Lie down with your legs raised with respect to the rest of the body to promote the return circulation from the peripheral areas of the body to the heart .


How to help those who show signs of sunstroke

  • Accompany the person who shows signs of sunstroke, in a place sheltered from the sun, cool and well ventilated, wet their head and cool them by waving a newspaper.
  • If the person faints and after 5 minutes does not regain consciousness, call a doctor or go to the emergency room promptly.
  • Attention! If no action is taken immediately, sunstroke can lead to loss of consciousness, up to convulsions and impaired functionality of the cardiovascular system .


Sunstroke: tips to prevent it

To avoid sunstroke, other valid measures - not only at the sea or in the mountains - are:

  • Repair your head with a hat with a visor and sunglasses ;
  • Drink frequently throughout the day, at least two liters of water in total;
  • Consume foods rich in water , such as seasonal fruit and fresh vegetables ;
  • Do not take alcohol , very cold foods or drinks;
  • Keep forehead and wrists cool by frequently wetting them with fresh water;
  • Do not make particularly intense physical efforts;
  • Expose the skin to the sun progressively, avoiding the central hours of the day (11-16), protecting it with sunscreen and repeating the application every two hours.

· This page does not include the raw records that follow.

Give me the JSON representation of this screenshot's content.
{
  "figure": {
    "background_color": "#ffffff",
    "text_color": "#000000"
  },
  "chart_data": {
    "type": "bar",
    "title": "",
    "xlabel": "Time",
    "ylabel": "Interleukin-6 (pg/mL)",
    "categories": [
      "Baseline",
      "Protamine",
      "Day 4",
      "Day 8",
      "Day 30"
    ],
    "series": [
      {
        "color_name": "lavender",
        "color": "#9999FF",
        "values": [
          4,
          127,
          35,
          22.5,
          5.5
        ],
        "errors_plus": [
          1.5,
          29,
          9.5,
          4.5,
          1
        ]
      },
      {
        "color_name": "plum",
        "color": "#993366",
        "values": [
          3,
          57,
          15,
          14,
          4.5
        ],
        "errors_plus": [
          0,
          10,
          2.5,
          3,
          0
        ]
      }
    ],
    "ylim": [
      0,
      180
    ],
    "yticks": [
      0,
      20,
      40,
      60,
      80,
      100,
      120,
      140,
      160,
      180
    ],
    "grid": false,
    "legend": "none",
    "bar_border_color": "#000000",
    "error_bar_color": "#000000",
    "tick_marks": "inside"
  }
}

In general, in the hottest hours of the day, to avoid sunstroke:

  • It is good not to be exposed to the sun too much;
  • Stay in cool places with adequate ventilation (if necessary, cool the rooms with fans or air conditioners);
  • Wear light and light-colored clothes, made with natural fibers (linen and cotton) that do not hinder transpiration;
  • Lower your body temperature with lukewarm, not cold, baths and showers.